Hırçınlıklarının, kural tanımazlıklarının, diğer dindaşlarıyla devleti paylaşmama kavgalarının nedeni, hedefi çok yakın görmelerinden. O kadar kendilerini kaybettiler ki, bu kadar olur. Tek parti döneminde eleştirdikleri ne varsa daha beterini yaptıkları ortada. “Valiler CHP’nin il başkanı, kaymakamlar ilçe başkanıydı” diye diye hasancemalgilleri tavlayan/avlayan İslamcı şimdi “evet” için devletin valisini, kaymakamını görevlendiriyor. Cemalgillerden bize ne ama devletten memnun olmayan, onu hiç değilse çekebileceği en demokratik noktaya getirme mücadelesi veren solcunun muhalefetini de “baskıcı devlet”i savunma olarak yutturmayı başardı İslamcı bir anlamda.
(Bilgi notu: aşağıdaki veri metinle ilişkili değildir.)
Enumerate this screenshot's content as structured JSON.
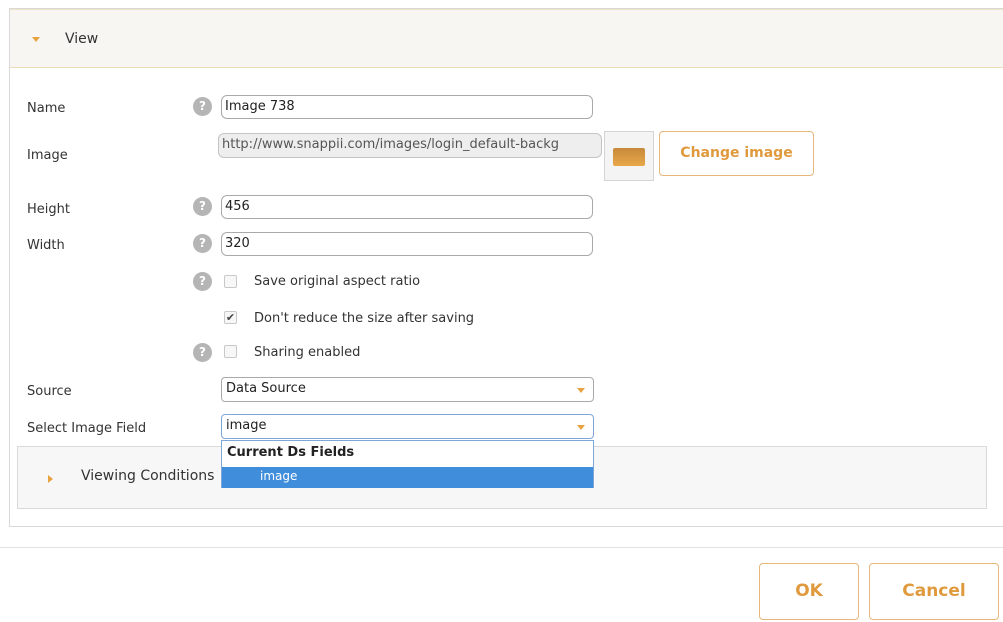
{
  "view_panel": {
    "title": "View"
  },
  "help_glyph": "?",
  "fields": {
    "name": {
      "label": "Name",
      "value": "Image 738"
    },
    "image": {
      "label": "Image",
      "value": "http://www.snappii.com/images/login_default-backg",
      "change_button": "Change image"
    },
    "height": {
      "label": "Height",
      "value": "456"
    },
    "width": {
      "label": "Width",
      "value": "320"
    },
    "source": {
      "label": "Source",
      "value": "Data Source"
    },
    "image_field": {
      "label": "Select Image Field",
      "value": "image"
    }
  },
  "checkboxes": {
    "aspect": {
      "label": "Save original aspect ratio",
      "checked": false
    },
    "reduce": {
      "label": "Don't reduce the size after saving",
      "checked": true,
      "mark": "✔"
    },
    "sharing": {
      "label": "Sharing enabled",
      "checked": false
    }
  },
  "dropdown": {
    "group_label": "Current Ds Fields",
    "options": [
      "image"
    ],
    "selected": "image"
  },
  "viewing_conditions": {
    "title": "Viewing Conditions"
  },
  "footer": {
    "ok_label": "OK",
    "cancel_label": "Cancel"
  },
  "colors": {
    "accent": "#e8a341",
    "button_text": "#e09a3e",
    "selection": "#3f8ddb"
  }
}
O nedenle ne zaman ağzımızı açsak ya devletçi ya da Kemalist oluverdik bunlar nezdinde. Takıyye kadar demogojide de fena değiller, bilindiği üzere. Takıyye ile demogojinin yanına cemalgilleri de koydunuz mu “başarı” kesin.
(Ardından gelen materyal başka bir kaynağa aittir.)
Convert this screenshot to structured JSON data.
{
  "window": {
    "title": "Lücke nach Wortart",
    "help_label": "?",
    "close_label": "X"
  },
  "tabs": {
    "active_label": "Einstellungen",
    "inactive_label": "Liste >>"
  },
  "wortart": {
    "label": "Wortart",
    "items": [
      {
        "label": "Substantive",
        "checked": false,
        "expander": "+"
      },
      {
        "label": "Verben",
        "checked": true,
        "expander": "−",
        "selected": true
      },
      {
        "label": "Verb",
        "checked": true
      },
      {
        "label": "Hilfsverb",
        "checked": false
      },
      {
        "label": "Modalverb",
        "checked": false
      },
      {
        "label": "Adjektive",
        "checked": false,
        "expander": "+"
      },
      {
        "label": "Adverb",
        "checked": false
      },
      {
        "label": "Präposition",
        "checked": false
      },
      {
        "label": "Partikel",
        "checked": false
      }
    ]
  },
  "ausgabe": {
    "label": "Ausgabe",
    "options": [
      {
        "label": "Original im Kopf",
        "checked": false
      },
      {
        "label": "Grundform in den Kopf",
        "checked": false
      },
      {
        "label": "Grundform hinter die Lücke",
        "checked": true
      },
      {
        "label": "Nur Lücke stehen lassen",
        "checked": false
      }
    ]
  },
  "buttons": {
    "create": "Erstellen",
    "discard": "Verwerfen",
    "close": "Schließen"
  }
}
Ne ki, büyük bir kırılma yaşıyorlar. Bu nedenle de yakınlaştıkları hedefe ulaşamama olasılığının belirmesi bunları bambaşka mecralara yönetebilir. Elinde silahla “hayır”cıyı vuracakmış gibi yapan “şakacı” (yediği haltın şaka olduğunu söylemişti) zattan, “referandumdaHayır’çıkarsa Gezi’den daha büyük bir kaosla karşılaşacaksınız” diyen kıdemli danışmana (Özal’ından Demirel’ine hemen hemen her egemenin de danışmanıydı bu gözümün Nur’u) kadar ne tür tip varsa bunlar toplumda korku yaratmaya soyundular. Birinin şakadan, diğerinin danışmanlıktan anladığı bu çünkü. Şakacı tehditkar ile danışmanın aynı kişi haline geldiği sistemdir Türk/İslamcının “düzen”i. Kırılmanın yarattığı paniğin büyüklüğünü Sedat Peker’inkiler de dahil bu cenahın pespayelerinin tehditlerinden, gözdağı vermelerinden anlayabiliyoruz.
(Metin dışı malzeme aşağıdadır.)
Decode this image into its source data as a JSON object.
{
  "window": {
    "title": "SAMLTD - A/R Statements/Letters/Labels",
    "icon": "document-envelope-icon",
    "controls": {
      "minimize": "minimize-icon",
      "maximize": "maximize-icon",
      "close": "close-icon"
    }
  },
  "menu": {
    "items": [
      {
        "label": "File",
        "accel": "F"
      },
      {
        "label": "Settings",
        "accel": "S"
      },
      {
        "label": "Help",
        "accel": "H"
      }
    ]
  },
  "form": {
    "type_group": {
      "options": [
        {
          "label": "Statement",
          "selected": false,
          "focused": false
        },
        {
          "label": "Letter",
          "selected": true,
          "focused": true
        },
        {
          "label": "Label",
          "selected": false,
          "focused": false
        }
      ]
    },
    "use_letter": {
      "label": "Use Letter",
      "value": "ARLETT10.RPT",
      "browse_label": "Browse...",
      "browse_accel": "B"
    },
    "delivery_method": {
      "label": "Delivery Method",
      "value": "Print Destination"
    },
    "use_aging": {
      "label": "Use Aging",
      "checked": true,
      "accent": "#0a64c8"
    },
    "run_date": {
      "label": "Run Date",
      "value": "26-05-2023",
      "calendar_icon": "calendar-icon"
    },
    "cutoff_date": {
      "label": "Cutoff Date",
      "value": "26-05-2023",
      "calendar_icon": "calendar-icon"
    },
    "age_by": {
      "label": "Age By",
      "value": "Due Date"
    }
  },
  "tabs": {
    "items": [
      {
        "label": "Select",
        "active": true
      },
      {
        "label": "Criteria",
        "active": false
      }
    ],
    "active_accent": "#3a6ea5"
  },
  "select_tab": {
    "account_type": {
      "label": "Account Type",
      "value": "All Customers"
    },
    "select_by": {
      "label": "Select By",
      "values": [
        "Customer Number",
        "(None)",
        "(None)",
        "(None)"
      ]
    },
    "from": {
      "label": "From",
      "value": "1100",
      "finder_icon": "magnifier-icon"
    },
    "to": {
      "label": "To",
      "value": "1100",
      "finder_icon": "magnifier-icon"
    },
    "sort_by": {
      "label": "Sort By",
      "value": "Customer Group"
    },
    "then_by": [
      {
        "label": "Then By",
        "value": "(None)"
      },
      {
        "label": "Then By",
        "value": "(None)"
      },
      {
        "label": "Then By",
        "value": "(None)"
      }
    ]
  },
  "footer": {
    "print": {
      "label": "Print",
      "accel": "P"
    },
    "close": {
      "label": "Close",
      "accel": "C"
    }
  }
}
En pervasızı, en gözü karası Devlet Bahçeli çıktı. Gizli Erdoğan hayranlığının son dönemlerde açığa çıkmasının verdiği bir rahatlama var bence muhteremde. Bu hayranlığı içinde onca zaman tutmuş olmanın hıncını şimdi deyim yerindeyse “dibine kadar” çıkarıyor. “Evet” diyen eski ülküdaşlarına düzenlenen saldırılar için “yarım kaldı” diyebiliyor da.Yani o kadar bunalmış Erdoğan hayranlığını “içinde” tutmaktan.

Referandumda “hayır” çıkması bu açıdan da önemli. Çünkü bunlar o zaman normale dönmek zorunda kalacaklar. Şakacı zat ile danışman zat, “hep böyle gidecek” sanan Bahçeli, onca parti dolaşıp sonra kapağı AKP’ye atıp “Bakan” olan muhterem, bunların hepsi hizaya gelecek. Referandumdan ‘hayır” çıkması aslında bunları da rahatlatacak. Bu kadar kötü, bu kadar sevimsiz, bu kadar saldırgan olmaları onlar için de sürdürülebilir bir durum değil çünkü.

Mutlaka “hayır” çıkmalı.

Nihat Doğan da rahatlasın biraz. Nasıl şarkıydı o “evet” şarkısı öyle.